Alexandra Hegedűs

Brushless strokes exhibition

September 23, 2022 - January 15, 2023
‍Curator
: Blanka Bán

The series is inspired by the artist's idea that there are two major groups of abstract painting; abstract painting that relies on free gestures and momentary intuition, and abstract painting that relies on precision rather than chance, and is based on pre-designed, fixed forms. While his own works tend to fall into the latter group, he gives the illusion of belonging to the former. By his own admission, he finds it amusing to confuse his viewers, as the human brain basically tends to select and simplify visual information, trying to give a simple answer to the question "what am I seeing here?".

Alexandra Hegedűs - introduction

Alexandra Hegedűs was born in 1991 in Csongrád and grew up in Szeged. She first studied painting, drawing, textile art and art history at the Tömörkény István Secondary School of Art. After high school he wanted to learn the special genre of textile sculpture, but due to the lack of such a home opportunity he enrolled at the Department of Painting at the Faculty of Arts of the University of Pécs.

At the university he studied painting, art history, art anatomy, art psychology and other subjects. He spent a semester at the Academy of Fine Arts in Venice. He has participated in numerous group exhibitions, mainly in Pécs, Budapest and some small towns in neighbouring countries. She won third place in the painting section of the National Students' Conference, the Fundamenta Amadeus Program scholarship in 2013 and 2014, the University's Ildikó Kriszbacher scholarship in 2015, and finally the New National Excellence Program scholarship in 2016.

Alexandra started experimenting with unconventional materials in her painting with the encouragement of her teachers and her master, Peter Somody, and her own curious nature, which she continues to do to this day. Her fine arts degree, on the other hand, was a thesis on textile sculpture. She then studied art socialisation and museum education at the Faculty of Teacher Education, working with the Janus Pannonius Museum and some local schools. Alexandra exhibited her first mature works under the title Alak-Anyag at the Reg Frühstücki Bár in Pécs in 2017.

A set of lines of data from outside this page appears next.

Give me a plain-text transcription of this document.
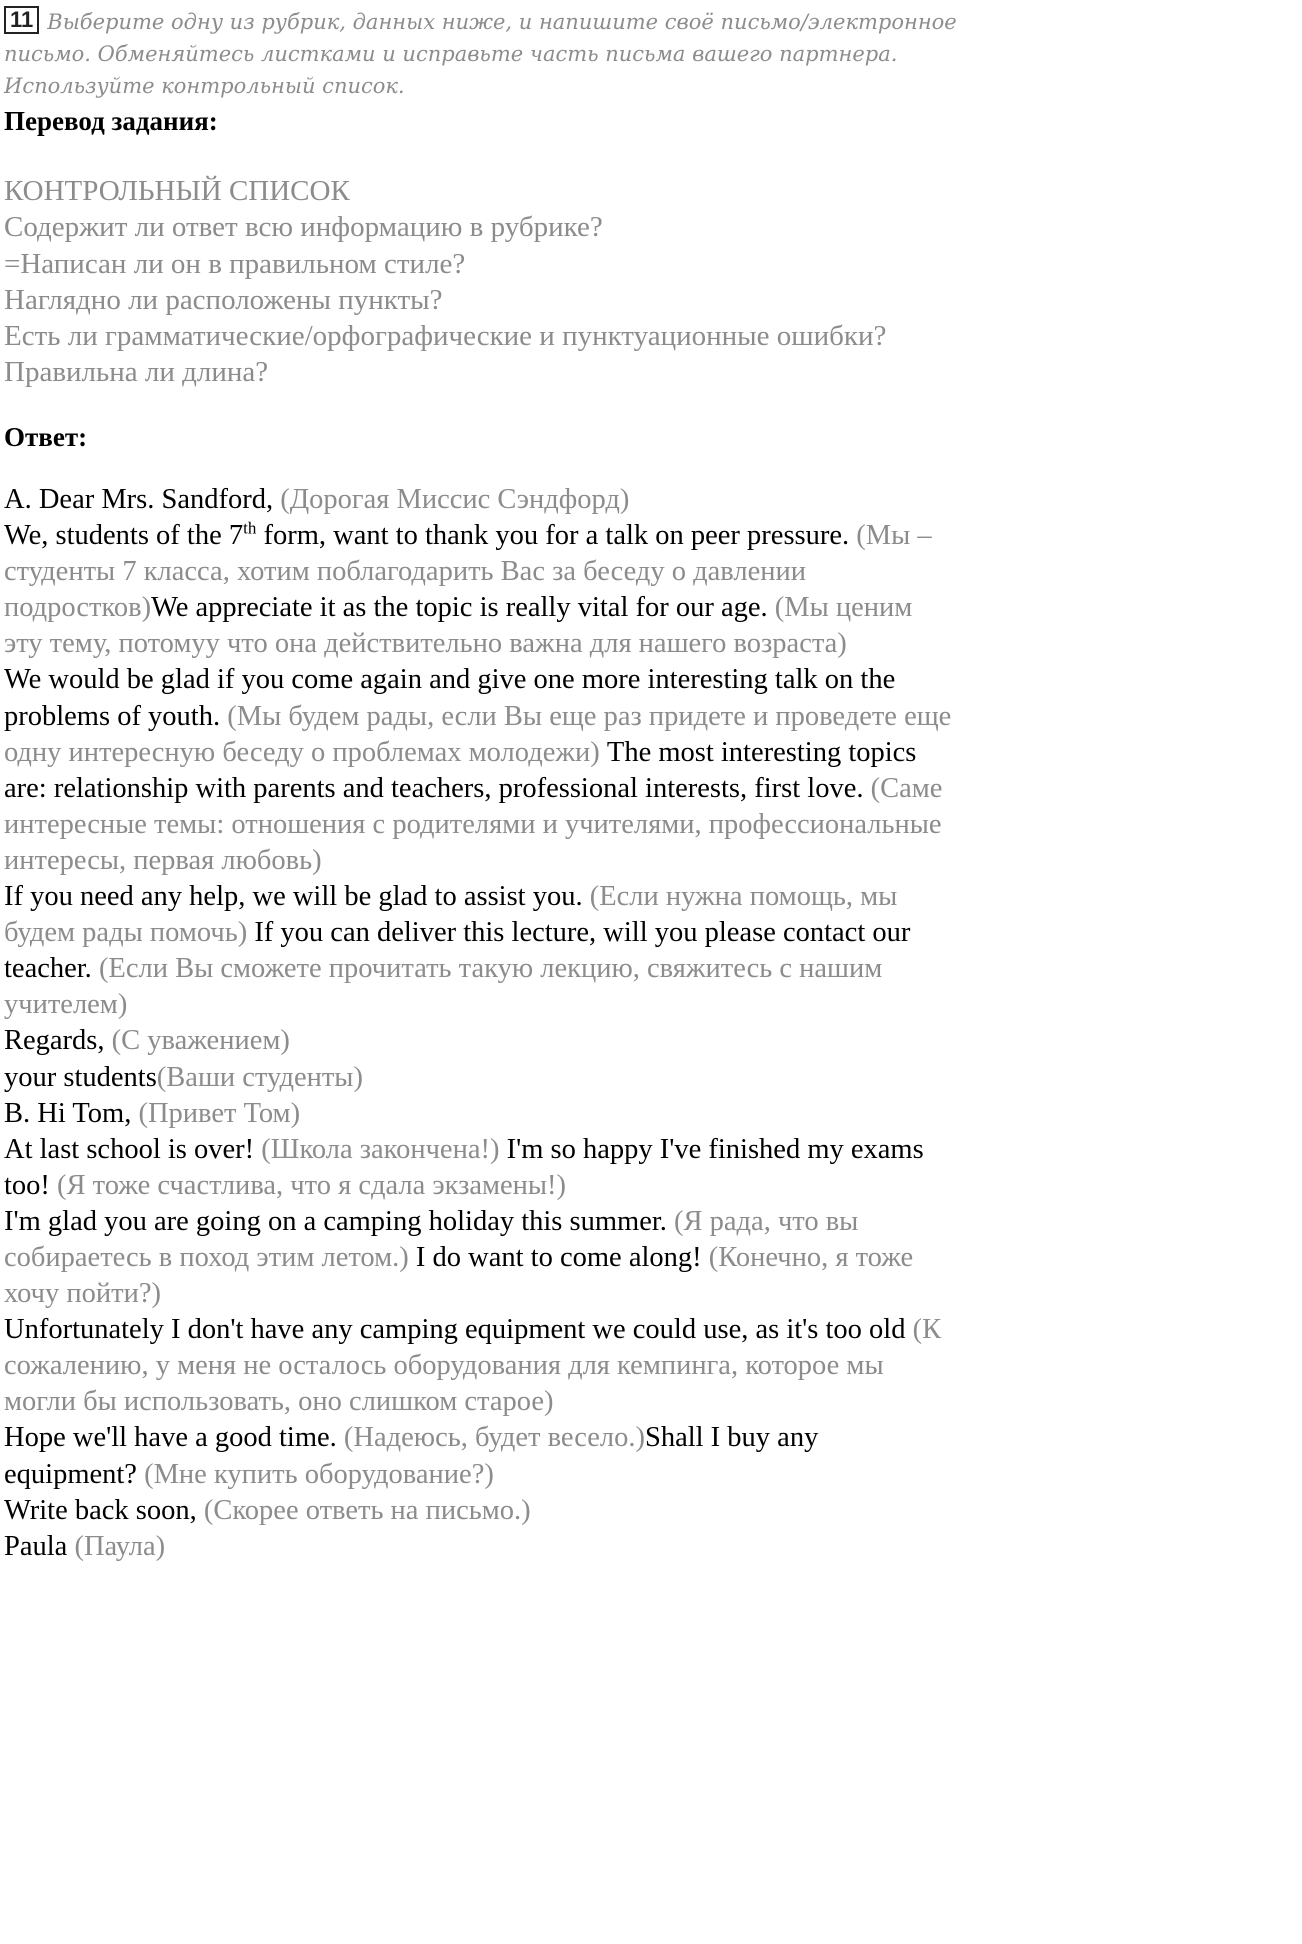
11 Выберите одну из рубрик, данных ниже, и напишите своё письмо/электронное
письмо. Обменяйтесь листками и исправьте часть письма вашего партнера.
Используйте контрольный список.
Перевод задания:
КОНТРОЛЬНЫЙ СПИСОК
Содержит ли ответ всю информацию в рубрике?
=Написан ли он в правильном стиле?
Наглядно ли расположены пункты?
Есть ли грамматические/орфографические и пунктуационные ошибки?
Правильна ли длина?
Ответ:
A. Dear Mrs. Sandford, (Дорогая Миссис Сэндфорд)
We, students of the 7th form, want to thank you for a talk on peer pressure. (Мы –
студенты 7 класса, хотим поблагодарить Вас за беседу о давлении
подростков)We appreciate it as the topic is really vital for our age. (Мы ценим
эту тему, потомуу что она действительно важна для нашего возраста)
We would be glad if you come again and give one more interesting talk on the
problems of youth. (Мы будем рады, если Вы еще раз придете и проведете еще
одну интересную беседу о проблемах молодежи) The most interesting topics
are: relationship with parents and teachers, professional interests, first love. (Саме
интересные темы: отношения с родителями и учителями, профессиональные
интересы, первая любовь)
If you need any help, we will be glad to assist you. (Если нужна помощь, мы
будем рады помочь) If you can deliver this lecture, will you please contact our
teacher. (Если Вы сможете прочитать такую лекцию, свяжитесь с нашим
учителем)
Regards, (С уважением)
your students(Ваши студенты)
B. Hi Tom, (Привет Том)
At last school is over! (Школа закончена!) I'm so happy I've finished my exams
too! (Я тоже счастлива, что я сдала экзамены!)
I'm glad you are going on a camping holiday this summer. (Я рада, что вы
собираетесь в поход этим летом.) I do want to come along! (Конечно, я тоже
хочу пойти?)
Unfortunately I don't have any camping equipment we could use, as it's too old (К
сожалению, у меня не осталось оборудования для кемпинга, которое мы
могли бы использовать, оно слишком старое)
Hope we'll have a good time. (Надеюсь, будет весело.)Shall I buy any
equipment? (Мне купить оборудование?)
Write back soon, (Скорее ответь на письмо.)
Paula (Паула)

The following summer she travelled to the United States with her husband. During her two years in Milwaukee, Wisconsin, she worked as a teaching assistant and volunteered at the Milwaukee Art Museum. She had the opportunity to exhibit her work in the Riverwest Art Walk, an event that has been running since the 1970s.

In 2019, after a few months in Milan, where she had an exhibition at M.A.D.S Gallery, she returned to Hungary and settled in Budapest. Since September 2021, she has been a museum educator at the Hungarian National Gallery.

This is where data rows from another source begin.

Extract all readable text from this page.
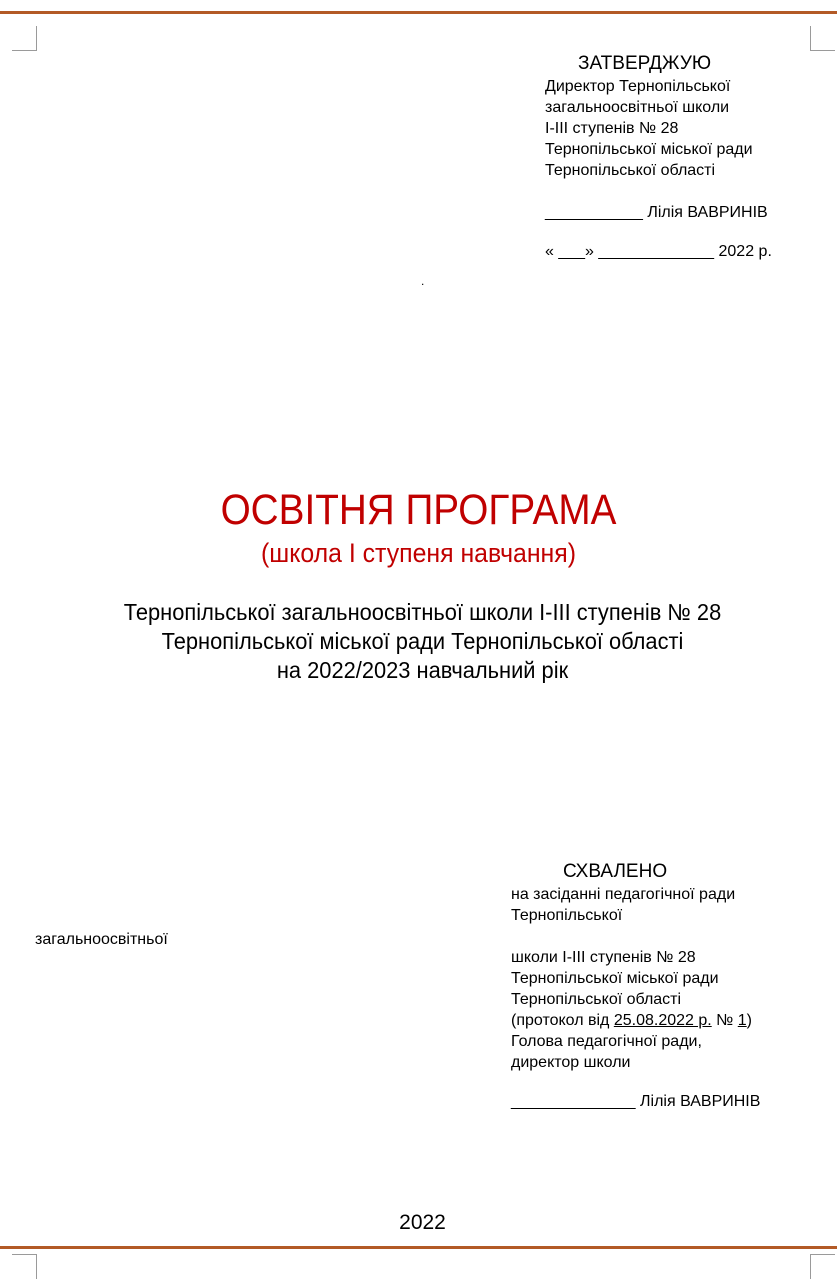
ЗАТВЕРДЖУЮ
Директор Тернопільської
загальноосвітньої школи
І-ІІІ ступенів № 28
Тернопільської міської ради
Тернопільської області
___________ Лілія ВАВРИНІВ
« ___» _____________ 2022 р.
.
ОСВІТНЯ ПРОГРАМА
(школа І ступеня навчання)
Тернопільської загальноосвітньої школи І-ІІІ ступенів № 28
Тернопільської міської ради Тернопільської області
на 2022/2023 навчальний рік
СХВАЛЕНО
на засіданні педагогічної ради
Тернопільської
школи І-ІІІ ступенів № 28
Тернопільської міської ради
Тернопільської області
(протокол від 25.08.2022 р. № 1)
Голова педагогічної ради,
директор школи
______________ Лілія ВАВРИНІВ
загальноосвітньої
2022
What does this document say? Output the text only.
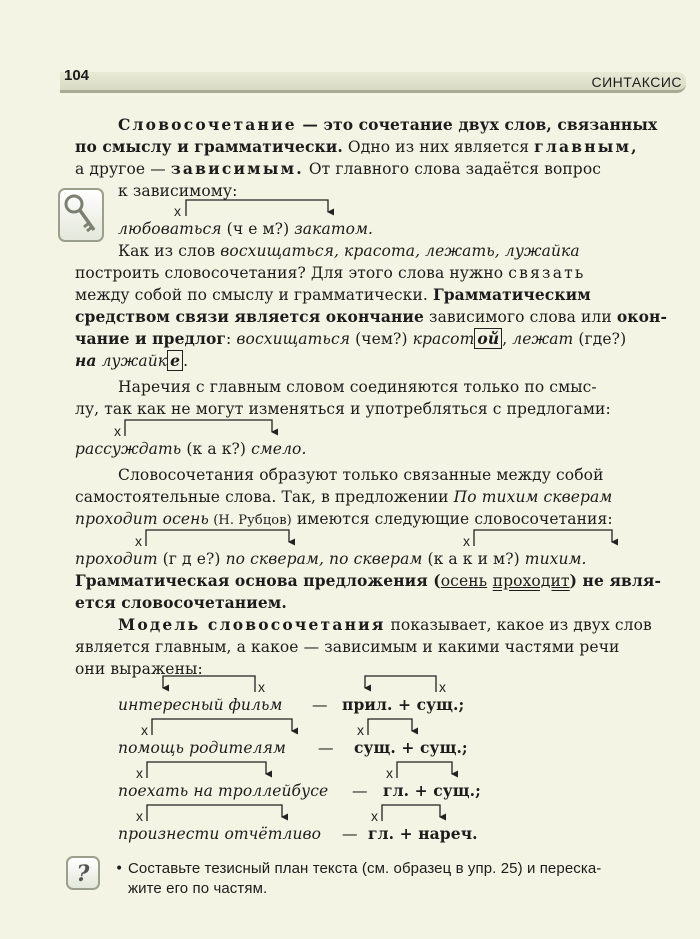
104	СИНТАКСИС
Словосочетание — это сочетание двух слов, связанных
по смыслу и грамматически. Одно из них является главным,
а другое — зависимым. От главного слова задаётся вопрос
к зависимому:
любоваться (ч е м?) закатом.
Как из слов восхищаться, красота, лежать, лужайка
построить словосочетания? Для этого слова нужно связать
между собой по смыслу и грамматически. Грамматическим
средством связи является окончание зависимого слова или окон-
чание и предлог: восхищаться (чем?) красот ой , лежат (где?)
на лужайк е .
Наречия с главным словом соединяются только по смыс-
лу, так как не могут изменяться и употребляться с предлогами:
рассуждать (к а к?) смело.
Словосочетания образуют только связанные между собой
самостоятельные слова. Так, в предложении По тихим скверам
проходит осень (Н. Рубцов) имеются следующие словосочетания:
проходит (г д е?) по скверам, по скверам (к а к и м?) тихим.
Грамматическая основа предложения (осень проходит) не явля-
ется словосочетанием.
Модель словосочетания показывает, какое из двух слов
является главным, а какое — зависимым и какими частями речи
они выражены:
интересный фильм — прил. + сущ.;
помощь родителям — сущ. + сущ.;
поехать на троллейбусе — гл. + сущ.;
произнести отчётливо — гл. + нареч.
? • Составьте тезисный план текста (см. образец в упр. 25) и переска-
жите его по частям.
х
х
х	х
х	х
х	х
х	х
х	х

At the end of 2019, abstraction took over in her painting, with material and form becoming the main protagonists of her work, as her technical experiments led her to find figuration ultimately futile and limiting. Although his painting has taken several seemingly completely different directions over the last ten years, his ideas have always been rooted in his interest in illusion.

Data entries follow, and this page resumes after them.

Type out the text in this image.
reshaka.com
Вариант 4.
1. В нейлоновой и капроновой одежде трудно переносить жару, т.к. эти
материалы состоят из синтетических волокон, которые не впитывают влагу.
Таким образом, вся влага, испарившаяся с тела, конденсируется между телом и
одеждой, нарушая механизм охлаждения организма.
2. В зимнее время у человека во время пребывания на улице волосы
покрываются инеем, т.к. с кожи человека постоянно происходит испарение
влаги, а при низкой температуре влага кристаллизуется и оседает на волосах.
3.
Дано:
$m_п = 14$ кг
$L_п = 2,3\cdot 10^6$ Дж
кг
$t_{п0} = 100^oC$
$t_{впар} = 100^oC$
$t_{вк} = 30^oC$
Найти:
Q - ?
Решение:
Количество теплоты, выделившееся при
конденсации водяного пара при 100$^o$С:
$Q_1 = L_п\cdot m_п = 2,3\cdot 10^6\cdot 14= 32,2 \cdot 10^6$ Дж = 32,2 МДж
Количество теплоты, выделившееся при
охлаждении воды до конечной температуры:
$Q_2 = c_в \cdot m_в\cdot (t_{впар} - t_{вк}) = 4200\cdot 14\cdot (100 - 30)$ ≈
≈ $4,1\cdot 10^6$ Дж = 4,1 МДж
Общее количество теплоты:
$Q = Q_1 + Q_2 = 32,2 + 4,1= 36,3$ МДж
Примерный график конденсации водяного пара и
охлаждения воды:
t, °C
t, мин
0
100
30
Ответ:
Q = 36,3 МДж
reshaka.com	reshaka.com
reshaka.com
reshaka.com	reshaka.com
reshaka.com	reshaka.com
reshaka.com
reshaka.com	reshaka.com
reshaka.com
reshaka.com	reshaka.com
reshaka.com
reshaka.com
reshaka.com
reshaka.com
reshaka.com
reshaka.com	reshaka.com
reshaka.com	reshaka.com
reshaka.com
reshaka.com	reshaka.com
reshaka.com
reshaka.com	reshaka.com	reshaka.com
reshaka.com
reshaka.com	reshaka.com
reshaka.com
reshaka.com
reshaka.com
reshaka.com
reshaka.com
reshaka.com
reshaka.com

His most recent works show at first glance giant brushstrokes following simple compositional schemes (circle, spiral, X, straight and curved lines, zigzag, etc.) that could be considered gesture painting. However, on closer inspection, we discover that we have been deceived; there are no free-hand gestural brushstrokes here. Alexandra builds up the paintings layer by layer, using a carefully planned and painstakingly long process of cut-out stencils, acrylic spray and a mixture of various coloured varnishes and adhesives. Observing the details, we can discover the play of covering and translucency of the different layers. The series is inspired by the artist's idea that there are essentially two broad categories of abstract painting; abstract painting that relies on free gestures and momentary intuition, and abstract painting that relies on precision rather than chance, and is based on pre-designed, fixed forms. While his own works tend to fall into the latter group, he gives the illusion of belonging to the former. By his own admission, he finds it amusing to confuse his viewers, as the human brain basically tends to select and simplify visual information, trying to give a simple answer to the question "what am I seeing here?".

Have a dinner here!

Regardless of the exhibition, we are waiting for you during opening hours with our reimagined and traditional dishes!